An inadequate damage award merits a new trial as much as an excessive one. Witte v. Vogt, 443 N.W.2d 715, 716 (Iowa 1989). We review this question to correct an abuse of discretion. Id. Thus, when the verdict is manifestly inadequate, we consider the refusal of the district court to grant a new trial an abuse of discretion that is subject to reversal. Id. Similarly, the refusal to grant additur can be an abuse of discretion when the verdict is inadequate. See Nassif v. Pipkin, 178 N.W.2d 334, 338 (Iowa 1970). The question of whether damages in a particular case are inadequate turns on the particular facts of the case. Witte, 443 N.W.2d at 716. If uncontroverted facts show the amount of the verdict bears no reasonable relationship to the loss suffered, the verdict is inadequate. Id.

PCS's breach of contract caused McHose to suffer damages in the following forms: (1) lost two-year directorship; (2) lost collections for services rendered in Grimes; (3) lost revenue from the Grimes clinic doctor working in Dallas Center; and, (4) inability to acquire the building and equipment on a depreciated basis after a five-year period.

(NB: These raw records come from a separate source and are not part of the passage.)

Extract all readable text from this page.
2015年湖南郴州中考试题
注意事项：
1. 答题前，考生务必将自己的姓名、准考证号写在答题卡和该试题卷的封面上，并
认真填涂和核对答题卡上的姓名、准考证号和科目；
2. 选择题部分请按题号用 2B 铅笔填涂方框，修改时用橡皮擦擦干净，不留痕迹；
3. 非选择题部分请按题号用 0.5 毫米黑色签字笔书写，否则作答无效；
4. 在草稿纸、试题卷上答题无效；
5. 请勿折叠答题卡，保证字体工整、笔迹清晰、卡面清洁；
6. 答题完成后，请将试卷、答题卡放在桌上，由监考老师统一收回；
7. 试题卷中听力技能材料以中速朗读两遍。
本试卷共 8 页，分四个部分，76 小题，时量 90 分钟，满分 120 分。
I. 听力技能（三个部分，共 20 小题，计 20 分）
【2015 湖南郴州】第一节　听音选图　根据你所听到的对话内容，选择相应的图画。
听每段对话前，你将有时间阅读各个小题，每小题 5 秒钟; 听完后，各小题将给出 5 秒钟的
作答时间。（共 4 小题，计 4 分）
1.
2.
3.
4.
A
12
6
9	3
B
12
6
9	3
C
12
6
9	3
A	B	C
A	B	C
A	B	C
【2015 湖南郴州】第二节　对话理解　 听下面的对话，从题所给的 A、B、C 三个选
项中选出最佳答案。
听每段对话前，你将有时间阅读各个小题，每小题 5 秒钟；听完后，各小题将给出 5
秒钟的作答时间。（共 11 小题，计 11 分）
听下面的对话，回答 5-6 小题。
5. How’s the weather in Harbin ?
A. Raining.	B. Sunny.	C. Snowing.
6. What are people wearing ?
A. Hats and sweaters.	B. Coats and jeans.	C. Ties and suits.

We determine the trial court abused its discretion in refusing to grant additur. In our view, $37,312 bears no reasonable relationship to the above elements of damages. See id. Considering the extent of McHose's damages, we find the trial court failed to properly evaluate these elements and thereby failed to do substantial justice. See id. at 716-17. Although McHose requested this court enter a judgment for the full amount of damages he believes was proven, our review is not de novo and does not allow us to make such a determination. As such, this case is reversed and remanded for a new trial on the issue of damages only.



[*] Senior Judge from the Iowa Court of Appeals serving by order of the Iowa Supreme Court.